News | Friday, 31st July 2015

Manchester Met in top 10 for KTPs

Collaborative projects help innovation in industry

A fuel-efficient lorry trailer that was designed as a result of a Manchester Metropolitan KTP

MANCHESTER Metropolitan is one of the 10 leading universities in the country at operating Knowledge Transfer Partnerships, according to the latest figures.

The University has climbed up the national rankings to ninth overall, and second in the North West, thanks to the 18 projects that are currently running.

It marks a superb rise of the KTP scheme at Manchester Met as only two programmes were taking place when a new strategy was developed 18 months ago.

KTPs seek to transfer knowledge from universities into industry and society to accelerate innovation across diverse sectors. Government-backed, they have been operating under various guises for 40 years.

Growth

Mark Ratcliffe, Head of Knowledge Exchange, said: “We recognised that success with KTPs is critical for the University's research and knowledge exchange, but at the time we only had two.

“We've set an ambitious target of 25 KTPs. We now have 18 running concurrently, which is the most we’ve ever had, and have a healthy pipeline of projects, looking likely we will hit our target.”
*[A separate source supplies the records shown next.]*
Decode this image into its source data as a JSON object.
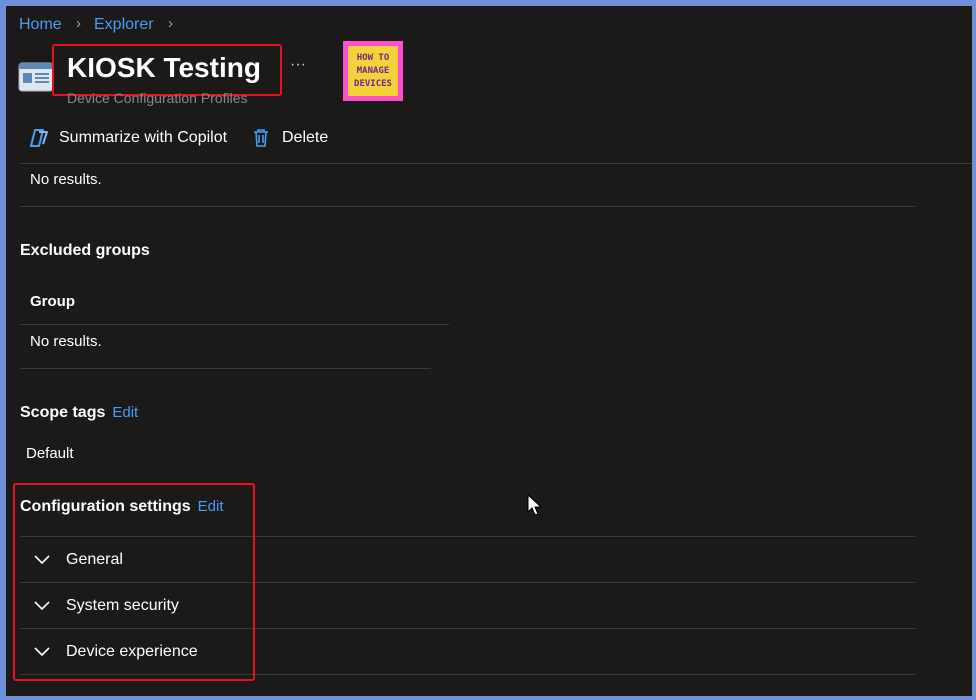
{
  "breadcrumb": {
    "items": [
      "Home",
      "Explorer"
    ]
  },
  "header": {
    "title": "KIOSK Testing",
    "subtitle": "Device Configuration Profiles",
    "more": "···",
    "logo_lines": [
      "HOW TO",
      "MANAGE",
      "DEVICES"
    ]
  },
  "toolbar": {
    "summarize_label": "Summarize with Copilot",
    "delete_label": "Delete"
  },
  "included": {
    "no_results": "No results."
  },
  "excluded_groups": {
    "title": "Excluded groups",
    "column_header": "Group",
    "no_results": "No results."
  },
  "scope_tags": {
    "title": "Scope tags",
    "edit": "Edit",
    "value": "Default"
  },
  "configuration_settings": {
    "title": "Configuration settings",
    "edit": "Edit",
    "sections": [
      "General",
      "System security",
      "Device experience"
    ]
  },
  "colors": {
    "background": "#1b1a19",
    "link": "#479ef5",
    "highlight": "#e81123",
    "logo_bg": "#ff4fcf"
  }
}
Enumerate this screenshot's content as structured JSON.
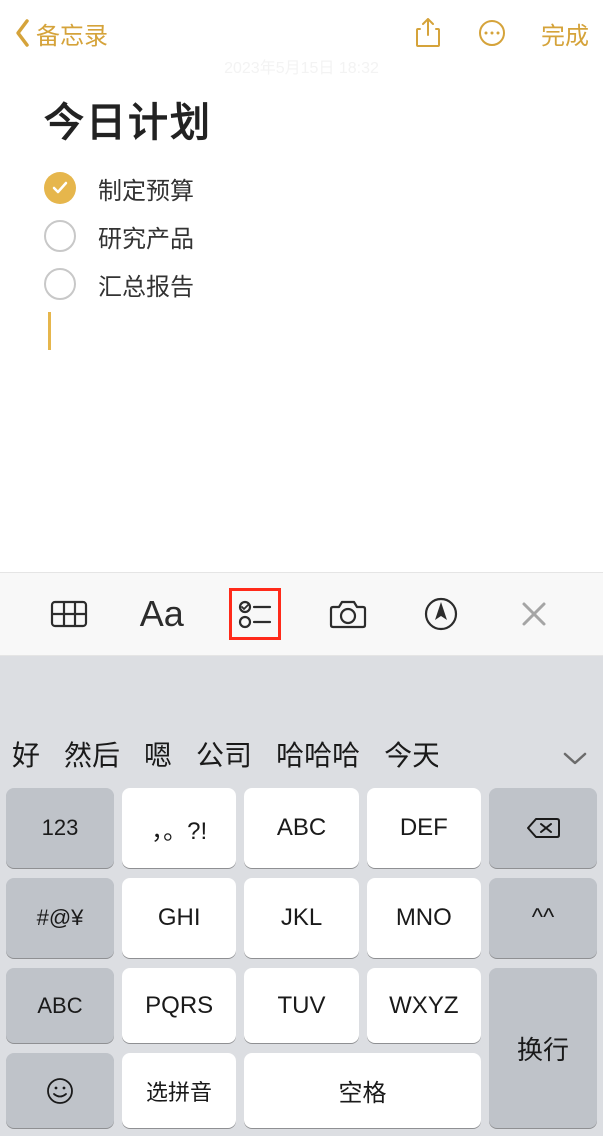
{
  "nav": {
    "back_label": "备忘录",
    "done_label": "完成"
  },
  "timestamp": "2023年5月15日 18:32",
  "note": {
    "title": "今日计划",
    "items": [
      {
        "label": "制定预算",
        "checked": true
      },
      {
        "label": "研究产品",
        "checked": false
      },
      {
        "label": "汇总报告",
        "checked": false
      }
    ]
  },
  "fmt": {
    "aa_label": "Aa"
  },
  "candidates": {
    "items": [
      "好",
      "然后",
      "嗯",
      "公司",
      "哈哈哈",
      "今天"
    ]
  },
  "keys": {
    "r1": {
      "side_l": "123",
      "c1": "，。?!",
      "c2": "ABC",
      "c3": "DEF"
    },
    "r2": {
      "side_l": "#@¥",
      "c1": "GHI",
      "c2": "JKL",
      "c3": "MNO",
      "side_r": "^^"
    },
    "r3": {
      "side_l": "ABC",
      "c1": "PQRS",
      "c2": "TUV",
      "c3": "WXYZ"
    },
    "r4": {
      "c_py": "选拼音",
      "c_space": "空格",
      "return": "换行"
    }
  }
}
He added: “KTPs are the flagship knowledge exchange scheme in the UK and they've been transformational for us.

“KTPs help businesses and other organisations to undertake big strategic challenges. For the University, they are successful collaborative research projects which benefit our academics, our research performance and impact.”

Industrial impact

Mark cites the ‘fantastic leadership and energy’ of KTP Manager Dr David Woollard and KTP Project Manager Ceri Carr as one of the driving forces behind Manchester Met’s success.

KTPs are part-funded by Innovate UK, an executive non-departmental public body sponsored by the Department for Business, Innovation & Skills.

Three partners come together to form a KTP: company, university and KTP Associate. Companies can include not-for-profit organisations or local authorities and fund around a third of the project. KTP Associates are usually recently qualified graduates.

Businesses and academics will identify beneficial projects for the Associate to undertake. Almost two thirds of Associates accept a post in their host company after the project ends and 41 per cent register for a higher degree.

Recent programmes have included a new lorry design that cuts fuel costs by 18 per cent and the first KTP in Humanities, Languages and Social Sciences for youth justice services, while other Associates are working with housing associations to cut fuel poverty and rail firms to develop self-powering rail-track sensors.